Desde hace un par de meses un grupo de trabajadores comenzó a realizar "paradas solidarias en distintos puntos de la Ciudad", aseguró la mujer, y remarcó que estas postas constan de una mesa con elementos de higiene como alcohol en gel y alcohol líquido diluido con agua, termos con café y alargues para cargar los celulares.
"Estamos en la calle durante horas, muy expuestos, entonces con un grupo decidimos juntarnos en algunos puntos, un poco para cuidarnos entre nosotros, pero también para ayudarnos, juntamos alcohol en gel, rociadores con alcohol y agua, también traemos herramientas para cualquier eventualidad con la bici", explicó Leila.

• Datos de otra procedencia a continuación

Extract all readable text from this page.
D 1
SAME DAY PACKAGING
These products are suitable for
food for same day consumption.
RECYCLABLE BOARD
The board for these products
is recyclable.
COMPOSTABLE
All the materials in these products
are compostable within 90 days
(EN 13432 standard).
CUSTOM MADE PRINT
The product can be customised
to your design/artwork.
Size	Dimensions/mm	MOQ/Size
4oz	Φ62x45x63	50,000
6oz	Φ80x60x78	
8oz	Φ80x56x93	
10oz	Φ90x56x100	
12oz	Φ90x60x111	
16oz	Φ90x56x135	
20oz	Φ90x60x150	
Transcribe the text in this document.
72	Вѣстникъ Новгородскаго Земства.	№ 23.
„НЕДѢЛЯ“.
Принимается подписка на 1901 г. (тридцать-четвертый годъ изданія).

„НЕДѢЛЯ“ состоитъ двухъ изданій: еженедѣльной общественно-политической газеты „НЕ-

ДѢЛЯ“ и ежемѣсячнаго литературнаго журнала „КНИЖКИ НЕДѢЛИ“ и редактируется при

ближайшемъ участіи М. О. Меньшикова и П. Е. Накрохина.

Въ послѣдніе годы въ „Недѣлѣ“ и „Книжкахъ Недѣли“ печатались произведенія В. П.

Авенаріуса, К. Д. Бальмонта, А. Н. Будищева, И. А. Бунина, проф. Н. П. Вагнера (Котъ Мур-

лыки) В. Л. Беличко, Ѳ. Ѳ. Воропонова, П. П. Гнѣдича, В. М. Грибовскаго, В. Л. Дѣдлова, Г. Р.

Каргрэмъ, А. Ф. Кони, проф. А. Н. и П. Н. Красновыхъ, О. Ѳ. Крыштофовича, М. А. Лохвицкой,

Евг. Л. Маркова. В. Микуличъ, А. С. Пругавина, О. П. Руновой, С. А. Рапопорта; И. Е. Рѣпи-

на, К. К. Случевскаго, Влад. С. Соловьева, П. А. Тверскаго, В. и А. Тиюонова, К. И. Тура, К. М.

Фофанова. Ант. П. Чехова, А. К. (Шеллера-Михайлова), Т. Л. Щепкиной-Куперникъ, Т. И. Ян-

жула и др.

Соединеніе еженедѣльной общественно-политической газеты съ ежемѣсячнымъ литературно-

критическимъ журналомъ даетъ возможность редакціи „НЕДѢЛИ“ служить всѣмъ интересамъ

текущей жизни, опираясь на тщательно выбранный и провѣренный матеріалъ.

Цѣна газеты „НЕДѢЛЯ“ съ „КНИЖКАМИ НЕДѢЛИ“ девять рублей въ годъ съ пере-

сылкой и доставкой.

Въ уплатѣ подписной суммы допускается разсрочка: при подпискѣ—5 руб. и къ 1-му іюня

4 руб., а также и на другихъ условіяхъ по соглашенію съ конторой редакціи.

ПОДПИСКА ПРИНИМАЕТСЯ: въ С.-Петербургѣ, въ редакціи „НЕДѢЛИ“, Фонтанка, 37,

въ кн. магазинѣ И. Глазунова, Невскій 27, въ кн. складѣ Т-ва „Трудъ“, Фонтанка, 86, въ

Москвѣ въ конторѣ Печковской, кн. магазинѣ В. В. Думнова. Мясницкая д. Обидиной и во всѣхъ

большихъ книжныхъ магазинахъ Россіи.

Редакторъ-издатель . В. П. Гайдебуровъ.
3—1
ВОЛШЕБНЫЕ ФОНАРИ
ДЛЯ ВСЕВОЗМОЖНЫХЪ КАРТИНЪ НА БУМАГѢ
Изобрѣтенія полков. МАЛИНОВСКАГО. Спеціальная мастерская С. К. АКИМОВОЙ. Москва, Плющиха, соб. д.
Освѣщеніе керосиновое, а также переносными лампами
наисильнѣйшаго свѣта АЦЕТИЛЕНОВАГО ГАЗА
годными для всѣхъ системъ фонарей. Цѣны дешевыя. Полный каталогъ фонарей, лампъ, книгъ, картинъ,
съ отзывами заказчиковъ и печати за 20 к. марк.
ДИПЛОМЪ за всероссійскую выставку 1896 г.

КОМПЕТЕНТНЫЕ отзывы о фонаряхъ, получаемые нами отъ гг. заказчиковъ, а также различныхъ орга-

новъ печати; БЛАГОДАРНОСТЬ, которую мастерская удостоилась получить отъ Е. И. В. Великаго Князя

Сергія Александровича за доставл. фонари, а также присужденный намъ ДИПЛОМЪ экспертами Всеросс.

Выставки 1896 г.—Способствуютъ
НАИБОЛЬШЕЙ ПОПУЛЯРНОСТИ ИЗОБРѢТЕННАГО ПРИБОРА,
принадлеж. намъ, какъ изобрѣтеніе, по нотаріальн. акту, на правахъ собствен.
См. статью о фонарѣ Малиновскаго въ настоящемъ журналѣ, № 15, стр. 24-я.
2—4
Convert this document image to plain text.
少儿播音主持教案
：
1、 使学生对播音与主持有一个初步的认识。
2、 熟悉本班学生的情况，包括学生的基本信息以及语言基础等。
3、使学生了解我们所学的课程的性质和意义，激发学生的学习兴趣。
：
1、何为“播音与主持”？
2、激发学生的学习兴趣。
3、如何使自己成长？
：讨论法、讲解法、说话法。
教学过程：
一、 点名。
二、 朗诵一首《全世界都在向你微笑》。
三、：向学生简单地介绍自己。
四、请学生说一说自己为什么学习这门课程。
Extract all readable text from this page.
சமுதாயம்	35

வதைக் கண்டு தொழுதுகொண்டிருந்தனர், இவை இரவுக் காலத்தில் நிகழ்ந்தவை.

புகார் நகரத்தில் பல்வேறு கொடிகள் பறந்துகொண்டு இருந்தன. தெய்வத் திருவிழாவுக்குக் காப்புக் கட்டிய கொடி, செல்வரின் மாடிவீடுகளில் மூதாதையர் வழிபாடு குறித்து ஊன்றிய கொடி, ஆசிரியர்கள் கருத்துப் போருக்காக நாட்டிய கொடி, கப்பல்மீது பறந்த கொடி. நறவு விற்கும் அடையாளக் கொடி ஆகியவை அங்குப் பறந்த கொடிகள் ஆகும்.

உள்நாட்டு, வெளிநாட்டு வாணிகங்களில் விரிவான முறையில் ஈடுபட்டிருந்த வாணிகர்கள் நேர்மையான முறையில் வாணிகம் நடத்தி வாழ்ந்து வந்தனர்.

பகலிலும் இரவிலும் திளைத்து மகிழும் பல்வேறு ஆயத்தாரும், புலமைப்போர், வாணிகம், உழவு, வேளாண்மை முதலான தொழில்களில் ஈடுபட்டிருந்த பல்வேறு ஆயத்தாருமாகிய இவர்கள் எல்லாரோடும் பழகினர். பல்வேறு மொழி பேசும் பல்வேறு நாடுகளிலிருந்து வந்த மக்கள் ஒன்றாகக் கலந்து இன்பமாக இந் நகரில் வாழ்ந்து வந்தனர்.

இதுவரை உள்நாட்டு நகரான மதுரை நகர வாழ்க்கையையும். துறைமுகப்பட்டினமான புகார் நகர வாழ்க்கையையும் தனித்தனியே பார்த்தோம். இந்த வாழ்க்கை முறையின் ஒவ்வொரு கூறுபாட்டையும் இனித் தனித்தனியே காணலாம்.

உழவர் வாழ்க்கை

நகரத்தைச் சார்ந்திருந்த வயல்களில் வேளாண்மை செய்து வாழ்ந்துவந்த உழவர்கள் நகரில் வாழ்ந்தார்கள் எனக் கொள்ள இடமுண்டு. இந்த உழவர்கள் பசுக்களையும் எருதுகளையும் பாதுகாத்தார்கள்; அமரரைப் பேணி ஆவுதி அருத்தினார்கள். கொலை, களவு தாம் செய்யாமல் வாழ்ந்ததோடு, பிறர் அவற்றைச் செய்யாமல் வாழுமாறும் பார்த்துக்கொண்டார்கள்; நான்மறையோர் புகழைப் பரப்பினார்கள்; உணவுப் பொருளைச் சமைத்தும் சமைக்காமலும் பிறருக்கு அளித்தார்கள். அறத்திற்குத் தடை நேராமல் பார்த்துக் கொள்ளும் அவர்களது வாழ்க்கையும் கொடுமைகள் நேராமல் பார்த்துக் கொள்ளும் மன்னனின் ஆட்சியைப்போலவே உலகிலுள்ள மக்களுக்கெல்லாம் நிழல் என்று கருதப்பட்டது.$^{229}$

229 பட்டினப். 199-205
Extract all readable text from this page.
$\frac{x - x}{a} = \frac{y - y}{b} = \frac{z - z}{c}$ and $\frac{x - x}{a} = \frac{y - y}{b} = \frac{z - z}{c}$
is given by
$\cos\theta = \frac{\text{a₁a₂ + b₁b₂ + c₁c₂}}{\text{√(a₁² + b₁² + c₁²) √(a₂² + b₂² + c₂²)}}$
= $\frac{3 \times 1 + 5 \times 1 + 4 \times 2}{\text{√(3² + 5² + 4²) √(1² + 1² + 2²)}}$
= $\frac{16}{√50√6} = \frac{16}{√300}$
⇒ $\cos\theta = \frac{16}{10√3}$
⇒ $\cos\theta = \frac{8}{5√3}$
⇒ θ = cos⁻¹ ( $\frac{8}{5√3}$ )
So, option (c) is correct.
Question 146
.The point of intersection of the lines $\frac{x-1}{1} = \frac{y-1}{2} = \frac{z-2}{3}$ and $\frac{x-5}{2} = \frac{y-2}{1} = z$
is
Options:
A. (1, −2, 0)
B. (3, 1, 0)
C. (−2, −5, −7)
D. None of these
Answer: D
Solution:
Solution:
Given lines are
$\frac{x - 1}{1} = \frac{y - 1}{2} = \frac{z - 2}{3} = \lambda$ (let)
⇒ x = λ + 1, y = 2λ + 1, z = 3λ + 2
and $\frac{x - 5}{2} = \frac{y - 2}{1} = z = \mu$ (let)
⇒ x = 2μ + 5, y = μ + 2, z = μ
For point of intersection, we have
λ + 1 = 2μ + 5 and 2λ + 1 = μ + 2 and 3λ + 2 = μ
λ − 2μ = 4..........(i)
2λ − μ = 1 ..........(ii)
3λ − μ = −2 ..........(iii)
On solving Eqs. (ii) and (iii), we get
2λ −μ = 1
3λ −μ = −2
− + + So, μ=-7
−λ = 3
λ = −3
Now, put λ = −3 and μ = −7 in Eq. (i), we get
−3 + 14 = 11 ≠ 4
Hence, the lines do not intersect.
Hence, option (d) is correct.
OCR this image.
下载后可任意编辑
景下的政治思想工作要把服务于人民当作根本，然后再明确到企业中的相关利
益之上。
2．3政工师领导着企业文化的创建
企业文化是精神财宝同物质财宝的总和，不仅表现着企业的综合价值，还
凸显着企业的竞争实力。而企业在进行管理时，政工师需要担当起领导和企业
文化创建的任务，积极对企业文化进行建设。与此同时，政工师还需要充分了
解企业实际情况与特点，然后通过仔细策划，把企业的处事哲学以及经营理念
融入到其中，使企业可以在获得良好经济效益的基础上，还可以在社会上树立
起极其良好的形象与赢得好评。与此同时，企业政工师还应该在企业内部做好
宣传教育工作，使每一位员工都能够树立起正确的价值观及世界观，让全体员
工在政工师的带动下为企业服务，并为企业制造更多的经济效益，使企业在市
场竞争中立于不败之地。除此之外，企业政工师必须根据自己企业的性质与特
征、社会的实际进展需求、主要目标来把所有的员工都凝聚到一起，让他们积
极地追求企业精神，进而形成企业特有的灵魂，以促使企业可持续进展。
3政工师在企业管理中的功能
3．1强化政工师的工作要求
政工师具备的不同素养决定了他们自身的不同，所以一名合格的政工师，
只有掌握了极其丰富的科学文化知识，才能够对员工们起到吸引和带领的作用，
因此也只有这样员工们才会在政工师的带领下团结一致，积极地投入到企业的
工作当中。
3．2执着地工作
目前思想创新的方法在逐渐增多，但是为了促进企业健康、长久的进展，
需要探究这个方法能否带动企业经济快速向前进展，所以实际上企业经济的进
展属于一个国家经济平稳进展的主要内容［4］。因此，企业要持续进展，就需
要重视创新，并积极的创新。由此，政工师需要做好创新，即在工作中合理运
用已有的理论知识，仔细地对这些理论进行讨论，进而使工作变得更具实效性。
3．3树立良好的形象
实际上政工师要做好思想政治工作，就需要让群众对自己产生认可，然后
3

La "parada solidaria" de la Plaza Serrano, en el barrio porteño de Palermo, se arma los jueves, desde las 19, y "usábamos un enchufe que está instalado en ese lugar por la feria, era seguro y estaba en condiciones, pero la semana pasada fue clausurado".
Argüello comenzó a trabajar en la plataforma de reparto durante el aislamiento social, preventivo y obligatorio ya que "no conseguí otro trabajo, las empresas no nos reconoce como trabajadores y tenemos que hacernos cargo nosotros de todo, de los elementos de higiene, de los equipos, de los gastos, por eso nos organizamos y cuando lo hacemos nos siguen poniendo palos en la rueda. Para algunos es solo un enchufe, para nosotros es algo fundamental", concluyó.
En consecuencia, los repartidores junto a Jóvenes Trabajadores Precarizados iniciarán mañana una campaña de junta de firmas para pedir que se les habilite nuevamente el acceso a la corriente eléctrica y presentarán el petitorio en la Comuna 14.